MF : En fermant les yeux, j’ai envie de l’entendre dire la chanson C’est parce que (je t’aime). J’y arrive presque sur ce fragment :

« J'en ai vu, comme nous, qui allaient à pas lents
Et portaient leur amour comme on porte un enfant
J'en ai vu, comme nous, qui allaient à pas lents
Et tombaient à genoux, dans le soir finissant
Je les ai retrouvés, furieux et combattants
Comme deux loups blessés, que sont-ils maintenant »

Quel est le lien entre ces deux artistes, Brel et Barbara ? Artiste total, exprimant le sacrifice dans chaque interprétation qui renouvèle la chanson, osant tel un funambule perdant l’équilibre par moment sur la corde raide flirter avec le ridicule, sans aucune réserve, … livrant leur âme en psalmodie propre ?

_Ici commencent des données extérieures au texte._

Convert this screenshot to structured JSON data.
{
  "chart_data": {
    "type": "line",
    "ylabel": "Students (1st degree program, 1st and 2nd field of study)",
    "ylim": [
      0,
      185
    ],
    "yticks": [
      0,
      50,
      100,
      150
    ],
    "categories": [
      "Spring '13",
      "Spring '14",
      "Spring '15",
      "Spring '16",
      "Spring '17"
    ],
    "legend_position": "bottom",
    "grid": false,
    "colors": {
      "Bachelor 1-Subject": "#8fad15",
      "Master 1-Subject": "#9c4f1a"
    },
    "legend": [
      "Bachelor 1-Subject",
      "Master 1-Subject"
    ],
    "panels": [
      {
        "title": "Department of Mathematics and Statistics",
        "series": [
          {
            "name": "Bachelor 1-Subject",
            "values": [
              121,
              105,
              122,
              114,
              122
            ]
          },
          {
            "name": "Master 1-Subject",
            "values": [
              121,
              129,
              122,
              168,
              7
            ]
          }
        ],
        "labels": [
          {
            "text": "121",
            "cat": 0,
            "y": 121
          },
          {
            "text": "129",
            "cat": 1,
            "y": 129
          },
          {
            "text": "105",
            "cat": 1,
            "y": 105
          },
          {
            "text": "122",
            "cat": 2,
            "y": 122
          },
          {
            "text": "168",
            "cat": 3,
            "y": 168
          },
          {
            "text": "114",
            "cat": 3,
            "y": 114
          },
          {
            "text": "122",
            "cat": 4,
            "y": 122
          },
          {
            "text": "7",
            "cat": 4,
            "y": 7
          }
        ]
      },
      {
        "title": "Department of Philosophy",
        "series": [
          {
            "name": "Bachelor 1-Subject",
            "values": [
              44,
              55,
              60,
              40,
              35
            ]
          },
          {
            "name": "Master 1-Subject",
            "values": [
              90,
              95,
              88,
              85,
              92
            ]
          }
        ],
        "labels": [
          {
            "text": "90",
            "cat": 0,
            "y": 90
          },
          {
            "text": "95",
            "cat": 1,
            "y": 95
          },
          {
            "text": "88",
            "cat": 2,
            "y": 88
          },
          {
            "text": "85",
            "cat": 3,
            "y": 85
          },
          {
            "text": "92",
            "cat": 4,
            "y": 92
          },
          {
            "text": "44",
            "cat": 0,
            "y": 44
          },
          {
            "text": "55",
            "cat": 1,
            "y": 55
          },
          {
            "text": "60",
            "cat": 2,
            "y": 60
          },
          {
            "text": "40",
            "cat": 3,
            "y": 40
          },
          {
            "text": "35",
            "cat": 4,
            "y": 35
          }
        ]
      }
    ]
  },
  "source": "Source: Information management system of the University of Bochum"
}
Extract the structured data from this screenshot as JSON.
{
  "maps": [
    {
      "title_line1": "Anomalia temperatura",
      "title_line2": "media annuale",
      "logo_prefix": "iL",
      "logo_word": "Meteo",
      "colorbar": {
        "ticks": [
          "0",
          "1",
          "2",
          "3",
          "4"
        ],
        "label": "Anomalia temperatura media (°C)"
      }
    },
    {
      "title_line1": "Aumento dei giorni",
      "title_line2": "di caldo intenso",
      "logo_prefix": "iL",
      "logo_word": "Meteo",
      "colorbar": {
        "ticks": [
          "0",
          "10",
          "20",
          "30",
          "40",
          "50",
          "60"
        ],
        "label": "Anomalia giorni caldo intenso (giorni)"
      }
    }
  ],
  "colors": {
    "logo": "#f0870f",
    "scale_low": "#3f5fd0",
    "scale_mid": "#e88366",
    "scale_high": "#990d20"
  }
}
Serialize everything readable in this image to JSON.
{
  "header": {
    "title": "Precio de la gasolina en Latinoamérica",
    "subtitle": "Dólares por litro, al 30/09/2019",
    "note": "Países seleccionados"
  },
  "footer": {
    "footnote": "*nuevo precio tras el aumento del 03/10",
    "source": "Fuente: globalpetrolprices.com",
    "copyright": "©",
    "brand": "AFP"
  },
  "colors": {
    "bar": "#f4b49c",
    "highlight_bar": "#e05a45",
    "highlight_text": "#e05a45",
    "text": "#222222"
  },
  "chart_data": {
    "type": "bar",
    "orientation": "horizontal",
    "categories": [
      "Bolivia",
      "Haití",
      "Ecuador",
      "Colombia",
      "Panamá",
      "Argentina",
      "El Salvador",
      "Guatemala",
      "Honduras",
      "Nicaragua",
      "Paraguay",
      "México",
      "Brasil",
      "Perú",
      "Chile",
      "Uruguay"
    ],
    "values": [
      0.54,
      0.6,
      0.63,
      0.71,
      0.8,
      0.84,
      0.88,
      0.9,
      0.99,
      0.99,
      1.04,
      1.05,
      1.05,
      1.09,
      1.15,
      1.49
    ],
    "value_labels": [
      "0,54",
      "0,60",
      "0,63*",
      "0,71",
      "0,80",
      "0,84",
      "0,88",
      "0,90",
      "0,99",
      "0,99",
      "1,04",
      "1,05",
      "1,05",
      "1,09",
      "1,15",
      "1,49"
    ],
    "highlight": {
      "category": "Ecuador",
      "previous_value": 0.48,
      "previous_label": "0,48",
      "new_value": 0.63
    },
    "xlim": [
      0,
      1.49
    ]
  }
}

MC : Effectivement tous ces points communs sont justes. Les deux sont allés très loin certes, et ils y sont allés en partant de vraiment pas grand-chose. Ils ont commencé sur un simple « on y va, on bouffera, on bouffera pas… On y va. » et ils ont développé deux personnalités qu’ils ont révélées sur scène dans une cohérence totale. Ils ne furent pas égaux tout de suite car Brel avait de l’avance, elle le chante avant de se chanter. Des choses communes ont nourri une amitié. Il y a une complicité qui s’est établie, une correspondance, une fraternité. Mon travail est séparé de leur personne, je ne cherche pas les anecdotes. Je ne suis ni fan, ni spécialiste de Brel ou Barbara. Il y a plein de choses que je ne connais pas. Je cherche juste à faire corps avec leurs chansons ; et leurs histoires et leurs questions communes.

MF : Marc, vous chantez les chansons d’une femme qui chante, Barbara, vous chantez les chansons d’un homme qui a sa barrière de virilité, comme vous dites, comment compose-t-on pour être à la fois homme et femme ? Y a-t-il une différence de jeu ? Comment s’articulent le féminin et le masculin chez Marc Casa ?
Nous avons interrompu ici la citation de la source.